Witając się Tigalem, Crouch dotknął przypadkowo jego rękawa i wtedy zorientował się, że faktura ubrania nie odpowiada do końca wyglądowi, ale to nie miało znaczenia. Tigal wpadł naprawdę na świetny pomysł, a Nora, którą przyprowadził ze sobą okazała się bardzo sympatyczna. Właściwie była, to najmilsza osoba jaką Donovan do tej pory spotkał w Strixhaven.

***

Od momentu w którym Javesh zabrał głos zabawa zrobiła się zaś jeszcze bardziej huczna. Darmowe piwo i występ Aurory wyraźnie poprawiły humor znacznej części gości.

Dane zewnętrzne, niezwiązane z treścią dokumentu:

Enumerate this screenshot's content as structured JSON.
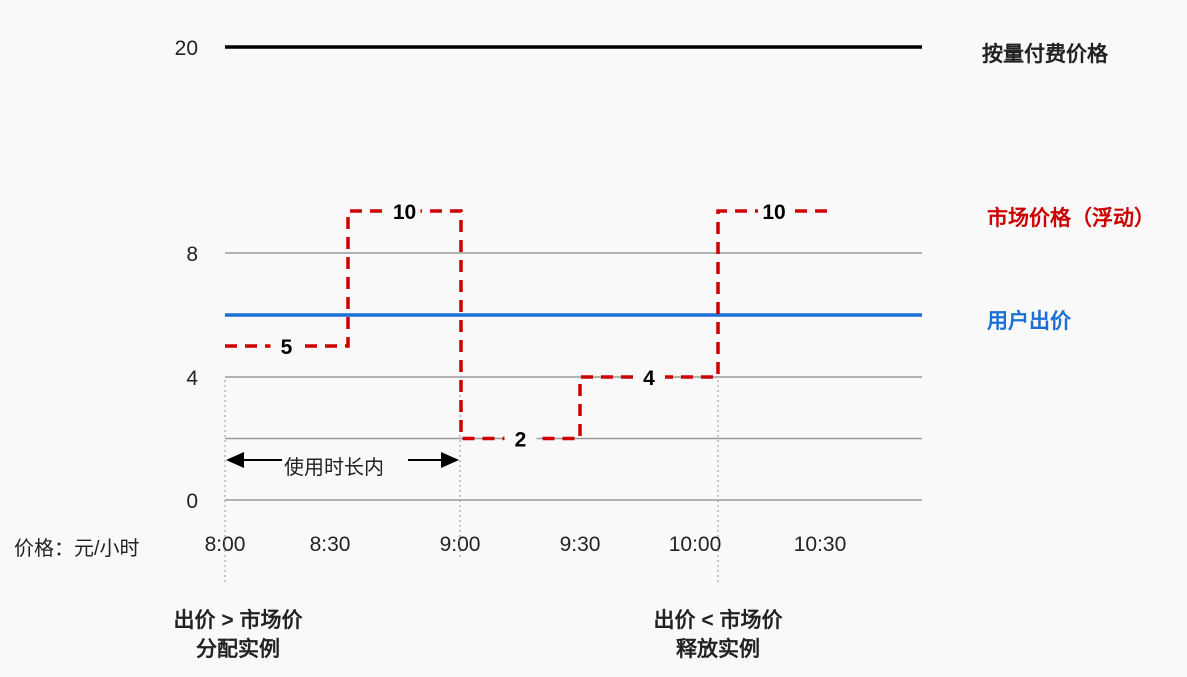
{
  "chart_data": {
    "type": "line",
    "y_ticks": [
      0,
      4,
      8,
      20
    ],
    "gridlines": [
      0,
      2,
      4,
      8
    ],
    "x_ticks": [
      "8:00",
      "8:30",
      "9:00",
      "9:30",
      "10:00",
      "10:30"
    ],
    "y_unit_label": "价格：元/小时",
    "series": [
      {
        "name": "按量付费价格",
        "color": "#000000",
        "style": "solid",
        "value": 20
      },
      {
        "name": "市场价格（浮动）",
        "color": "#cc0000",
        "style": "dashed-step",
        "steps": [
          {
            "from": "8:00",
            "to": "8:35",
            "value": 5
          },
          {
            "from": "8:35",
            "to": "9:00",
            "value": 10
          },
          {
            "from": "9:00",
            "to": "9:30",
            "value": 2
          },
          {
            "from": "9:30",
            "to": "10:00",
            "value": 4
          },
          {
            "from": "10:00",
            "to": "10:30",
            "value": 10
          }
        ]
      },
      {
        "name": "用户出价",
        "color": "#1a6fd6",
        "style": "solid",
        "value": 6
      }
    ],
    "annotations": {
      "duration": "使用时长内",
      "allocate": [
        "出价 > 市场价",
        "分配实例"
      ],
      "release": [
        "出价 < 市场价",
        "释放实例"
      ]
    }
  }
}
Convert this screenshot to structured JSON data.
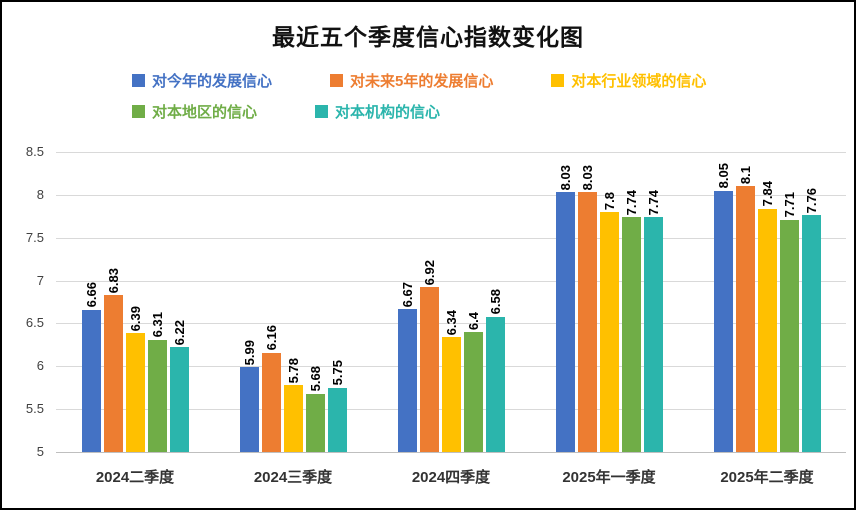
{
  "chart_data": {
    "type": "bar",
    "title": "最近五个季度信心指数变化图",
    "legend_position": "top",
    "grid": true,
    "ylim": [
      5,
      8.5
    ],
    "ytick_step": 0.5,
    "categories": [
      "2024二季度",
      "2024三季度",
      "2024四季度",
      "2025年一季度",
      "2025年二季度"
    ],
    "series": [
      {
        "name": "对今年的发展信心",
        "color": "#4472C4",
        "values": [
          6.66,
          5.99,
          6.67,
          8.03,
          8.05
        ]
      },
      {
        "name": "对未来5年的发展信心",
        "color": "#ED7D31",
        "values": [
          6.83,
          6.16,
          6.92,
          8.03,
          8.1
        ]
      },
      {
        "name": "对本行业领域的信心",
        "color": "#FFC000",
        "values": [
          6.39,
          5.78,
          6.34,
          7.8,
          7.84
        ]
      },
      {
        "name": "对本地区的信心",
        "color": "#70AD47",
        "values": [
          6.31,
          5.68,
          6.4,
          7.74,
          7.71
        ]
      },
      {
        "name": "对本机构的信心",
        "color": "#2BB5AC",
        "values": [
          6.22,
          5.75,
          6.58,
          7.74,
          7.76
        ]
      }
    ]
  }
}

Następnie okazało się, że Javesh zorganizował również konkurs z popularną grą na uczelni, której Donovan nie znał. Jednak po wyjaśnieniu zasad postanowił wziąć w niej udział. Choć miał mieszane uczucie po tym jak ostatnio jego nagroda trafiła do rąk kieszonkowca zanim ją jeszcze odebrał.

Słuchając tego co mówi jego kolega miał wrażenie, że rzuca złodziejowi czy złodziejce nieformalne wyzwanie odnośnie kradzieży nagrody. Gra wykorzystywała zręczność, także złodziej lub złodziejka znająca się na arkanach mogła tą nagrodę zwyczajnie wygrać zamiast ukraść. Chyba, że kieszonkowiec wolałby przyjąć wyzwanie Javesha i zakosić drugą nagrodę z rzędu.

To rozmyślanie o nagrodzie w jakiś dziwny sposób przypomniało Crouchowi o tym, że zmienił się nauczyciel jednego z przedmiotów.
- Słyszałem, że macie nowego prowadzącego od Magicznych Aur, który bardziej przedkłada praktykę nad teorię. Może kiedyś wpadnę zobaczyć te zajęcia.
Kiedy wszystkie wątpliwości odnośnie konkursu zostało wyjaśnione można go było rozpocząć.

Donovan klaskając kilka razy w dłonie zachęcił publiczną tam zgromadzoną by mu kibicowała. Jako, że pracował w tawernie w której odbywała się gra odniósł wrażenie, że było mu łatwiej zdobyć przychylność publiczności niż ostatnim razem.

Nadeszła jego kolej wkonkursie. Posłał kulę błyskawicy w stronę magicznej tarczy po czym kilka kulek wzbiło się w powietrze i trafiło do wiadra. Chyba 6, a reszta się rozpadła. Donovan odsunął się jak najszybciej od tarczy i wrócił do stolika by uniknąć nieprzyjemnego zapachu unoszącego się z pękniętych baniek.